To address those prices, CVS expects value-based contracting to take off in a big way. And drugmakers are comfortable with the idea, according to the report. Novartis, for example, is offering insurers a five-year payment plan for its $2 million gene therapy Zolgensma, with refunds available if the drug doesn’t achieve desired results.
CVS said the potential for these therapies is clear, but many payers want to see some type of results before they fork over hundreds of thousands.
“Though the drug may promise to cure these patients for life, these are early days in their use,” said Joanne Armstrong, M.D., enterprise head of women’s health and genomics at CVS Health, in the report. “What we’re saying is, show us the clinical value proposition first.”
CVS said it’s also offering a stop-loss program for gene therapy to self-funded employers contracted with Aetna and/or Caremark to assist them in capping the expenses associated with these drugs.
4. Getting into the community to address diabetes
Diabetes risk is higher among vulnerable populations, such as Black patients, and addressing it will require local and community-based solutions, CVS executives said in the report.
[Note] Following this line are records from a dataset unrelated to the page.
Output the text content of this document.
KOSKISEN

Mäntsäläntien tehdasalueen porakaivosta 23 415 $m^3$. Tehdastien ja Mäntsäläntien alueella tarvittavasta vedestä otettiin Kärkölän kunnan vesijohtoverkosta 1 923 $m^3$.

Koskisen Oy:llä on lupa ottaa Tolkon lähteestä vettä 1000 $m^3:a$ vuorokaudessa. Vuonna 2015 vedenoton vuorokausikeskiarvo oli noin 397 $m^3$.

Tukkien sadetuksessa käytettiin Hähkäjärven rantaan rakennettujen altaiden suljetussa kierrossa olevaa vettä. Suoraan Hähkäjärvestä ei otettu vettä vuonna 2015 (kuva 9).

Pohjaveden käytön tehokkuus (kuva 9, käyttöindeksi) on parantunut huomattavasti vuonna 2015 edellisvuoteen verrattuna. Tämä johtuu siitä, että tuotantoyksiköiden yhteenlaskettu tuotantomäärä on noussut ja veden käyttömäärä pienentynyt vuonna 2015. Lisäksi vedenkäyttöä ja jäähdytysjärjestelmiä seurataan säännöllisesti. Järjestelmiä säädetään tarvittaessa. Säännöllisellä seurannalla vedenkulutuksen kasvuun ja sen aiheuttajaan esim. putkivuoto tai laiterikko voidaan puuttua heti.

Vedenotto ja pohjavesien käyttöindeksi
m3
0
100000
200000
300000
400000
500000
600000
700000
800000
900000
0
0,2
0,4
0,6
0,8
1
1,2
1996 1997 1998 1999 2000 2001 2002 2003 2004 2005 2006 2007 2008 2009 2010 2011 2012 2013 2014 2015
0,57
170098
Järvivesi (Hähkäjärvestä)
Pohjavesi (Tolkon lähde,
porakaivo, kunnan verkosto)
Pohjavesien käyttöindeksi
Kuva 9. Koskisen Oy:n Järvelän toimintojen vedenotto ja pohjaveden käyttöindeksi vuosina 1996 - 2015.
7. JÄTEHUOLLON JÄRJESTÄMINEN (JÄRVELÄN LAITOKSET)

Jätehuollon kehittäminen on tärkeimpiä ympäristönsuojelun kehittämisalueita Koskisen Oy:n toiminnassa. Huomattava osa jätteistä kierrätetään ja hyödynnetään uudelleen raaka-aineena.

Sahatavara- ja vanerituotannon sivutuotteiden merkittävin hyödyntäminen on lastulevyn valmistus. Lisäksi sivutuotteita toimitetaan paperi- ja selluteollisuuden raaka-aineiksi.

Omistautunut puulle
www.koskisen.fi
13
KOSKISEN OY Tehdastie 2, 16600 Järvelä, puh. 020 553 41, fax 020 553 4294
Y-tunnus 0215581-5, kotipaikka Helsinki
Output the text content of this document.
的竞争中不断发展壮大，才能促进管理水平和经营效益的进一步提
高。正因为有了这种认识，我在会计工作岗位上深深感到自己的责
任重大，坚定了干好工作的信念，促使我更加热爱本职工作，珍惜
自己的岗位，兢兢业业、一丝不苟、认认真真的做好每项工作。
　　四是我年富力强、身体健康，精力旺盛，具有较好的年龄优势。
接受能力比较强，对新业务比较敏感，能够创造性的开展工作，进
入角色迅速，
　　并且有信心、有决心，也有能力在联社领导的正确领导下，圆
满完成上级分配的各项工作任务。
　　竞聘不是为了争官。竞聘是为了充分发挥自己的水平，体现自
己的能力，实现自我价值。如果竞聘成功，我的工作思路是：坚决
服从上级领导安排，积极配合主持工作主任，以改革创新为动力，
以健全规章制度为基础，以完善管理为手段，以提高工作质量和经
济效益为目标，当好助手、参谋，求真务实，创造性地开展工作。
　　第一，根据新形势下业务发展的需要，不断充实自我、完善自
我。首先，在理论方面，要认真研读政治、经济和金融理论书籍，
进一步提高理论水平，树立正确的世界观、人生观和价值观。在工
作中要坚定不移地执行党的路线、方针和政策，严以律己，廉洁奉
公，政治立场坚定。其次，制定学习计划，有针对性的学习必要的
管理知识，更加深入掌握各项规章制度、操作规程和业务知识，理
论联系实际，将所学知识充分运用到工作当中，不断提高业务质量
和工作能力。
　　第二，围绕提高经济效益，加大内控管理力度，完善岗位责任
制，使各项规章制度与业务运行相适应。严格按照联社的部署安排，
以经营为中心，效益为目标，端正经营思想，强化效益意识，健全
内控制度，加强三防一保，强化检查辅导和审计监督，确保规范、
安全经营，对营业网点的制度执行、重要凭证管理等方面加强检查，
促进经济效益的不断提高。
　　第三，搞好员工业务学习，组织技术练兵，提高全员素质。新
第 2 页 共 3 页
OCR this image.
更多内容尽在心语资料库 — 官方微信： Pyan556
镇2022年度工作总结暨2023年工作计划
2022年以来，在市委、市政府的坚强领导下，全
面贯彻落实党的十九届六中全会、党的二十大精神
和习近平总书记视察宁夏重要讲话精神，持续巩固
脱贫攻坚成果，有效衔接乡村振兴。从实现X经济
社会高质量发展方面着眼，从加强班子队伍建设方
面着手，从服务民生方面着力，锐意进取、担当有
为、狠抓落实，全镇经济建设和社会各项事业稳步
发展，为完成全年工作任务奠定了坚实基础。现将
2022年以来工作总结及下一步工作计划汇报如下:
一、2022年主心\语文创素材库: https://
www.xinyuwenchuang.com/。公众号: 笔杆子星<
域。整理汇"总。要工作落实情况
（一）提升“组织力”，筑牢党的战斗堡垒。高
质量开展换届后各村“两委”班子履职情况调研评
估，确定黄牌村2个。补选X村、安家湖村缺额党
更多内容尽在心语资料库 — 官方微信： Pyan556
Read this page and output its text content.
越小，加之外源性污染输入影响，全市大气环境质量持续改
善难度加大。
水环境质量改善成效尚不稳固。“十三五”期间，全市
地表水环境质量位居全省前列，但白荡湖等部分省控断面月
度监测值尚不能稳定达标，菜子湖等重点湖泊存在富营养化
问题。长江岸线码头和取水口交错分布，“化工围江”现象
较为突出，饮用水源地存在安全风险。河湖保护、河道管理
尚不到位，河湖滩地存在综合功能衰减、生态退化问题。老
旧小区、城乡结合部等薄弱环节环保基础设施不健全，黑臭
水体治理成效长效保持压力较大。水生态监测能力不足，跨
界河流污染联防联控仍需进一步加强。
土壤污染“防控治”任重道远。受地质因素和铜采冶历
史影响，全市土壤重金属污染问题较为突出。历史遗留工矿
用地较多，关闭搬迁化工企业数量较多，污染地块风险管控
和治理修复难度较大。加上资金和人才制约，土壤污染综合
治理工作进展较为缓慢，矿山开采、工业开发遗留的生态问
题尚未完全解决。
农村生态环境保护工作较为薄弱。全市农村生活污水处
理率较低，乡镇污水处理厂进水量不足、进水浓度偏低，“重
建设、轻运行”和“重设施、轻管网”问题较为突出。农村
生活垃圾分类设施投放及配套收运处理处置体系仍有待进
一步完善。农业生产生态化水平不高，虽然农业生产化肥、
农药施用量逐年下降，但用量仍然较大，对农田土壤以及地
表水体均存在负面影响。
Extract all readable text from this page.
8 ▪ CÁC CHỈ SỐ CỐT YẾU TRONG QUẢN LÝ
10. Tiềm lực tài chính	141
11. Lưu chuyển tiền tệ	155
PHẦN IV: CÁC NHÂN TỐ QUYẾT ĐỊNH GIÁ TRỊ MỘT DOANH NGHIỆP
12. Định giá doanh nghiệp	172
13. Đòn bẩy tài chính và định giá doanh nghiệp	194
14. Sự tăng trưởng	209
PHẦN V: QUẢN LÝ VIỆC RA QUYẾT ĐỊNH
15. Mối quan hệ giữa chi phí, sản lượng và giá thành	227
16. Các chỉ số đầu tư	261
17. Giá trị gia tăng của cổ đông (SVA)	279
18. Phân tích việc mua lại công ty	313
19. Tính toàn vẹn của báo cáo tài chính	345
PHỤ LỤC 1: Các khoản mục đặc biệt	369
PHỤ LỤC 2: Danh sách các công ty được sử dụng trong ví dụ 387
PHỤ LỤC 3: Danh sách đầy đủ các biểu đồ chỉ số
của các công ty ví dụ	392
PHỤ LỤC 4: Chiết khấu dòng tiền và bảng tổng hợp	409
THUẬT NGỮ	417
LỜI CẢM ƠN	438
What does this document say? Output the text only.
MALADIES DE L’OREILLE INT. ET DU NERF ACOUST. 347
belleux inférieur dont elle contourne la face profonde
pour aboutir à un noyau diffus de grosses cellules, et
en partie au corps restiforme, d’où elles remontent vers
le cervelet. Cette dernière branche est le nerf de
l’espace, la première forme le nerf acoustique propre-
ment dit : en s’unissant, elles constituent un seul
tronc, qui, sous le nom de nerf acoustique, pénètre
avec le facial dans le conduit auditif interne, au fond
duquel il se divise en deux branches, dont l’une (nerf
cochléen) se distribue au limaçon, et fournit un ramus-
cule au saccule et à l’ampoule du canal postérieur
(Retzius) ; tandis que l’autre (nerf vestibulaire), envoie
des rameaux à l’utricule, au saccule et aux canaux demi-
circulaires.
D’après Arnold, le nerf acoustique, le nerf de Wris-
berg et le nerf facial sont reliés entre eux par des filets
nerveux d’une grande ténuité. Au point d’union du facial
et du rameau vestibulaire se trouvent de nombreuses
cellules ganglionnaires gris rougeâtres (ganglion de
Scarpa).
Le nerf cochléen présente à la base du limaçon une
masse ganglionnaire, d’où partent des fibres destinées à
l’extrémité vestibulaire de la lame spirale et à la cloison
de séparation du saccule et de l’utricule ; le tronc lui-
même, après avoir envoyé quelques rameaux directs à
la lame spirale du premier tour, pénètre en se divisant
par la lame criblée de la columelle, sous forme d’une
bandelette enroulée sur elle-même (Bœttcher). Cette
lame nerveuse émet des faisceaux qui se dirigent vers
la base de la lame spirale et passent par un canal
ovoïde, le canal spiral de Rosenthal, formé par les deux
Groups at the highest risk for the disease are less likely to live in areas with easy access to a supermarket, for example, which boosts their risk of unhealthy eating, according to the report.
The two key hurdles to addressing this issue are access and affordability. The rise in retail clinics and ambulatory care centers can get at the access issue, as they can offer a way to better meet patients where they are.
At CVS’ MinuteClinics, patients can walk in and receive a number of services to assist them in managing diabetes, including screenings, consultations with providers and connections to diabetes educators who can assist with lifestyle changes.
Retail locations can also assist with medication costs, creating a one-stop-shop experience that’s easier for many diabetes patients to slot into their daily lives, CVS said.
“Diabetes is a case study in how a more connected experience can translate to simpler, affordable and more accessible care for underserved communities,” said Dan Finke, executive vice president of CVS Health and president of its healthcare benefits division.